Washington, D.C. — The Biden Administration on July 9 issued an Executive Order that included language directing railroads’ economic regulator, the U.S. Surface Transportation Board (STB), to consider issuing a rule mandating reciprocal switching among railroads, among other regulations.

Perhaps more accurately referred to as “forced access,” such a rule would compel railroads to open their privately owned and maintained railways up for use by their competitors at below-market rates. While railroads currently enter “reciprocal switching” agreements with each other voluntarily, forced access would replace negotiations between rail companies with government control.

Those calling for this change—a small group of mostly large companies—have pushed this misguided policy for decades. Their aim is to help their bottom lines while sacrificing the efficiency of the rail network for all shippers. Here, we debunk some of their claims.

Claim: Railroads don’t face competition. Forced access would change this.

✅ Reality: The image of a shipper “captive” to one railroad might be compelling, but it’s not the full picture. That’s because railroads aren’t just competing among themselves, they’re also competing with other modes like trucks, pipelines and barges.

Taking this a step further, other forms of competition affect railroads—for example geographic competition enters into play when a product can be sourced from different areas of the country, meaning customers can pit one railroad against another.

What’s more, regarding competition, the very nature of forced access is antithetical to free-market principles. It is the government stepping in to compel one company to open its infrastructure to a competitor. Rail infrastructure is not only privately owned, it is also massively expensive; for example, railroads typically need to reinvest into maintaining and growing their lines at six times the rate of the average manufacturer. Overregulation would strangle rail’s ability to invest and keep the network running efficiently, ultimately hurting competition in the long term.

Claim: Forced access would benefit shippers and Americans at large.

✅ Reality: Forced access mandates would undermine the efficiency and safety of the nationwide rail network that shippers and consumers rely on.

We’ve seen this before—railroads have not always had the ability to invest at levels high enough to sustain healthy rail lines. Before the Staggers Act of 1980 replaced government controls with the balanced regulations we have today, much of the rail network had fallen into disrepair because railroads could not invest.
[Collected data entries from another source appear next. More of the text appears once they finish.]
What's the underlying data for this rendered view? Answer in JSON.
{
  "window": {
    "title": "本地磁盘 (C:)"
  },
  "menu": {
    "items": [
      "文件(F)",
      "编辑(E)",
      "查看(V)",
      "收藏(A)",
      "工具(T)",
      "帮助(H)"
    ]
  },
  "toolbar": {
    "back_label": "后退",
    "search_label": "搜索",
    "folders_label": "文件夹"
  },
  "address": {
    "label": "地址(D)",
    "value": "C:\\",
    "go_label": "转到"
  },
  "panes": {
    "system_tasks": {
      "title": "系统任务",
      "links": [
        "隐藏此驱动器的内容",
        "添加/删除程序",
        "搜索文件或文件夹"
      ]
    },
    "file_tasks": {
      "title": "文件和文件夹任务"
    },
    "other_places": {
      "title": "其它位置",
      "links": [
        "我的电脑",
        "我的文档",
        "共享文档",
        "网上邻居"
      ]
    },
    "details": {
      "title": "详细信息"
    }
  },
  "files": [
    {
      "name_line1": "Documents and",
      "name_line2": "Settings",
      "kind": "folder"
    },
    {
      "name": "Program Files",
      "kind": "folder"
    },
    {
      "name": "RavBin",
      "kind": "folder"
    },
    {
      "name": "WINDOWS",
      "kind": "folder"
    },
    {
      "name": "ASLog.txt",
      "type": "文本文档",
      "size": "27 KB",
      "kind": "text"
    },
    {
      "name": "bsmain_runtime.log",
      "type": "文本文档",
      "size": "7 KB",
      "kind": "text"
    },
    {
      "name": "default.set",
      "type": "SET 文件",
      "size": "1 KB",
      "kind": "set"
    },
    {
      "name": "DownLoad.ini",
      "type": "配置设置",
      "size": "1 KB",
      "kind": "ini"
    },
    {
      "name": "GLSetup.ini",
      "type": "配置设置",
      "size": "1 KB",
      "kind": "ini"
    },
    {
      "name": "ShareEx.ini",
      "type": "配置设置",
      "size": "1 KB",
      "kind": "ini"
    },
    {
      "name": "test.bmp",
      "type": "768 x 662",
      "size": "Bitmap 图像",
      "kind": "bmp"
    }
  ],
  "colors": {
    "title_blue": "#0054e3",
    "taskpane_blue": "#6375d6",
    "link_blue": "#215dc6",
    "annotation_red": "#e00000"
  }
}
In addition to the threat of diminished private rail spending, forced access would create enormous costs for shippers because it complicates the switching process exponentially. One evaluation of a similar proposal said that forced access could affect an estimated 7.5 million carloads of traffic, jeopardizing $8 billion in revenues. It is for this reason that UPS, one of the biggest shippers in the country, opposes the rule.
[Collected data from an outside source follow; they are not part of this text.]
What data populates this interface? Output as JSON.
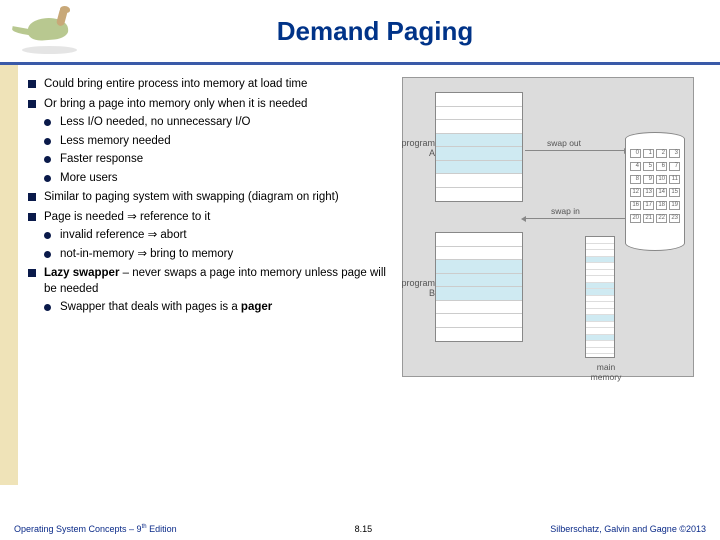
{
  "header": {
    "title": "Demand Paging"
  },
  "bullets": {
    "b1": "Could bring entire process into memory at load time",
    "b2": "Or bring a page into memory only when it is needed",
    "b2s": {
      "s1": "Less I/O needed, no unnecessary I/O",
      "s2": "Less memory needed",
      "s3": "Faster response",
      "s4": "More users"
    },
    "b3": "Similar to paging system with swapping (diagram on right)",
    "b4": "Page is needed ⇒ reference to it",
    "b4s": {
      "s1": "invalid reference ⇒ abort",
      "s2": "not-in-memory ⇒ bring to memory"
    },
    "b5a": "Lazy swapper",
    "b5b": " – never swaps a page into memory unless page will be needed",
    "b5s": {
      "s1a": "Swapper that deals with pages is a ",
      "s1b": "pager"
    }
  },
  "diagram": {
    "progA": "program\nA",
    "progB": "program\nB",
    "swapOut": "swap out",
    "swapIn": "swap in",
    "mainMem": "main\nmemory",
    "cells": [
      "0",
      "1",
      "2",
      "3",
      "4",
      "5",
      "6",
      "7",
      "8",
      "9",
      "10",
      "11",
      "12",
      "13",
      "14",
      "15",
      "16",
      "17",
      "18",
      "19",
      "20",
      "21",
      "22",
      "23"
    ]
  },
  "footer": {
    "left": "Operating System Concepts – 9",
    "leftSup": "th",
    "leftEnd": " Edition",
    "mid": "8.15",
    "right": "Silberschatz, Galvin and Gagne ©2013"
  }
}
Claim: Re-regulation proposals are necessary to update outdated policy.

✅ Reality: Today’s balanced rail regulations have benefited and continue to benefit shippers, consumers and rail carriers alike. Over 1,000 local leaders across the country, including eight former USDOT Secretaries, signed a letter at the end of 2020 commemorating the 40th anniversary of the Staggers Act and calling on policymakers to maintain its balanced approach to rail policy.
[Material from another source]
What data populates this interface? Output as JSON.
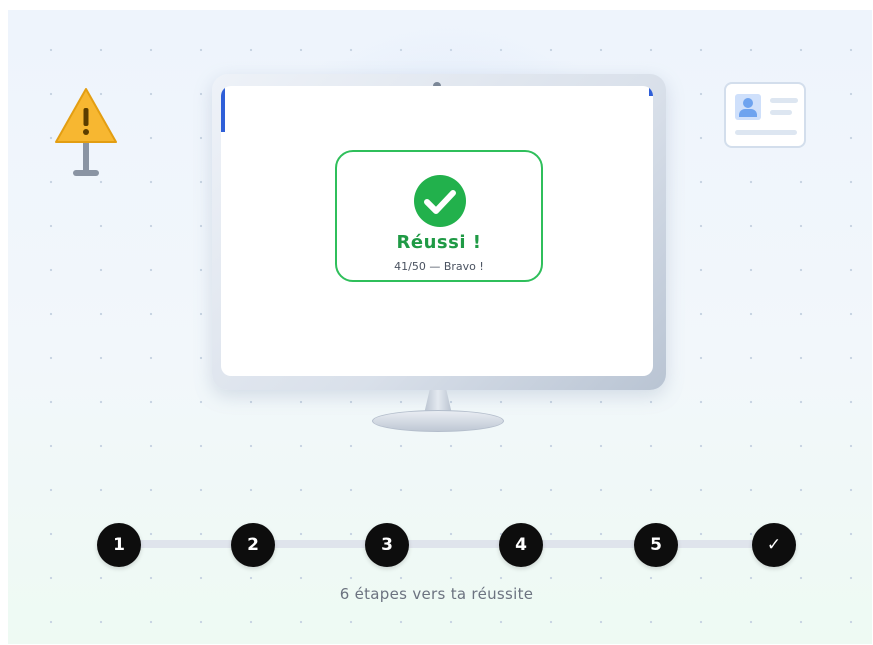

Freight rail investments topping $740 billion since the Staggers Act have given America the world’s safest, most efficient and productive rail network.  The rates shippers pay today are on average 44% lower than they were 40 years ago, meaning they can move significantly more freight today for about what they were paying in 1980.

What’s more, in bipartisan legislation supported by both shippers and railroads, Congress reauthorized the STB in 2015 for the first time since 1996. The legislation increased the board’s membership from three to five and streamlined its process for reviewing rate cases. Despite these reforms, and the process in place since the 1980s that allows shippers to petition for a forced reciprocal switching arrangement, no shipper has ever demonstrated anticompetitive behavior by railroads.

Further, the success of the Staggers framework allowed railroads to respond nimbly during the COVID-19 pandemic. A recent report by the Northwestern University Transportation Center found that freight railroads were able to quickly increase their intermodal capacity to stabilize the supply chain when other modes were unable to do so. Further new technologies have improved service and reliability. These are directly related to the investments made by railroads over time—the same investments that are at stake if regulators roll back the delicate balance of rail regulation.

There’s a lot at stake here. As freight demand continues to increase and policymakers simultaneously look to the transportation sector for combatting climate change, freight railroads can and should be a tool at their disposal. But misguided policies like forced access could undermine the efficiency of the entire rail network, hurting shippers and ultimately shifting freight away from railways.